Bei der TVT-Plastik (Tensionfree Vaginal Tape) nach Prof. Dr. Ulf Ulmsten aus Uppsala (Schweden) bringt der Chirurg eine Schlinge an. Sie liegt spannungsfrei (tensionfree) unter dem mittleren Teil der Harnröhre und gibt ihr Halt. In Deutschland sammelten die Chirurgen und Gynäkologen mit inzwischen rund 8.000 solcher Eingriffe Erfahrung. Langzeitergebnisse über fünf Jahre liegen nicht vor. Der Eingriff dauert etwa eine halbe Stunde.

Die TVT-Schlinge (weiß) sorgt bei Bedarf für einen Verschluss der Harnröhre.

Unterschied gegenüber herkömmlichen Verfahren

Die neuere Operation nach Ulmsten findet unter örtlicher Betäubung (Lokalanästhesie) statt, sodass die Patientin mithelfen kann. Für den Operateur ist es schwer abzuschätzen, wie fest oder locker die Schlinge sitzen muss. Sitzt sie zu straff, erschwert sie später das Wasserlassen (Harnverhaltung). Sitzt sie zu locker, nützt sie nichts.

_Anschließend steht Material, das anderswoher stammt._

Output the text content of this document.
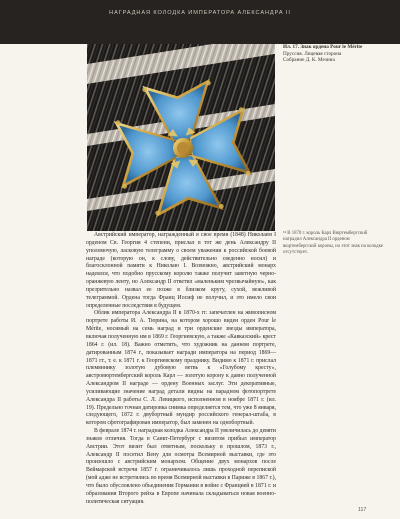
НАГРАДНАЯ КОЛОДКА ИМПЕРАТОРА АЛЕКСАНДРА II

Ил. 17. Знак ордена Pour le Mérite

Пруссия. Лицевая сторона

Собрание Д. К. Мезина

¹⁸ В 1870 г. король Карл Вюртембергский наградил Александра II орденом вюртембергской короны, но этот знак на колодке отсутствует.

Австрийский император, награжденный в свое время (1848) Николаем I орденом Св. Георгия 4 степени, прислал в тот же день Александру II уполомочую, ласковую телеграмму о своем уважении к российской боевой награде (которую он, к слову, действительно сведенно носил) и благосклонной памяти к Николаю I. Возможно, австрийский монарх надеялся, что подобно прусскому королю также получит заветную черно-оранжевую ленту, но Александр II ответил «маленьким чрезвычайную», как презрительно назвал ее позже в близком кругу, сухой, вежливой телеграммой. Ордена тогда Франц Иосиф не получил, и это имело свои определенные последствия в будущем.

Облик императора Александра II в 1870-х гг. запечатлен на живописном портрете работы И. А. Тюрина, на котором хорошо виден орден Pour le Mérite, носимый на семь наград и три орденские звезды императора, включая полученную им в 1869 г. Георгиевскую, а также «Кавказский» крест 1864 г. (ил. 18). Важно отметить, что художник на данном портрете, датированным 1874 г., показывает награди императора на период 1869—1871 гг., т. е. к 1871 г. к Георгиевскому празднику. Видимо к 1871 г. прислал племяннику золотую дубовую ветвь к «Голубому кресту», австровюртембергский король Карл — золотую корону к давно полученной Александром II награде — ордену Военных заслуг. Эти декоративные, усиливающие значение наград детали видны на парадном фотопортрете Александра II работы С. Л. Левицкого, исполненном в ноябре 1871 г. (ил. 19). Предельно точная датировка снимка определяется тем, что уже 8 января, следующего, 1872 г. двубортный мундир российского генерал-штаба, в котором сфотографирован император, был заменен на однобортный.

В феврале 1874 г. наградная колодка Александра II увеличилась до девяти знаков отличия. Тогда в Санкт-Петербург с визитом прибыл император Австрии. Этот визит был ответным, поскольку в прошлом, 1873 г., Александр II посетил Вену для осмотра Всемирной выставки, где это произошло с австрийским монархом. Общение двух монархов после Веймарской встречи 1857 г. ограничивалось лишь проходной перепиской (мой адже не встретились во время Всемирной выставки в Париже в 1867 г.), что было обусловлено объединения Германии в войне с Францией в 1871 г. и образования Второго рейха в Европе начинала складываться новая военно-политическая ситуация.

117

Eine wache Patientin hustet und übt Druck bei voller Blase aus. Damit überprüft man die notwendige Straffheit der Halterung während der Operation.

Zudem benötigt man in der Regel danach keinen Katheter. Die eingesetzte Schlinge besteht aus dem Kunststoff Prolene, der auch in der plastischen Chirurgie Verwendung findet und bisher keine Abstoßungsreaktionen hervorrief. Durch einen kleinen Schnitt im Bereich der vorderen Scheidenwand führt der Chirurg das Schlingenband unterhalb der Harnröhre rechts und links neben der Harnblase nach oben und durch die Bauchdecke.

Bewährtheit der Schlinge

Das 12 mm breite Band aus Netzgewebe trägt wie eine Hängematte und dient als Leitschiene zum Einwachsen von körpereigenem Bindegewebe zur Stabilisierung. Als Operationsnarben bleiben zwei ca. 1 cm lange Schnitte im Unterleib, durch die der Operateur die Schlingenenden zieht und danach abschneidet. Führt man die TVT-Plastik als alleinigen Eingriff durch, sind etwa 90 Prozent der Patientinnen kontinent und entleeren ihre Blase spontan in den ersten 24 Stunden. Die besten Ergebnisse erzielt die erste Operation wegen einer Belastungsinkontinenz. Selbst bei einem Rezidiv (Wiederkehr) nach vorheriger Operation oder bei betagten Patientinnen fallen die Ergebnisse dieser Schlingenoperation bemerkenswert aus.

Abstoßungsreaktionen oder schwere Infektionen traten bislang nicht auf. Klinischen Untersuchungen zufolge waren 85 Prozent der Patientinnen sieben Jahre nach dem Eingriff ohne Beschwerden. Leider kommt es in 10 bis 30 Prozent der Fälle zu einem verstärkten Harndrang, der einemedikamentöse Behandlung erfordert. Vor diesem Eingriff sollten alle anderen Methoden ausgeschöpft sein und eine gründliche Diagnostik erfolgen. Wegen der möglichen Komplikationen wie Verletzung der Blasenwand oder der Blutgefäße im Bereich des Blasenbodens führt man die Operation in der Klinik durch.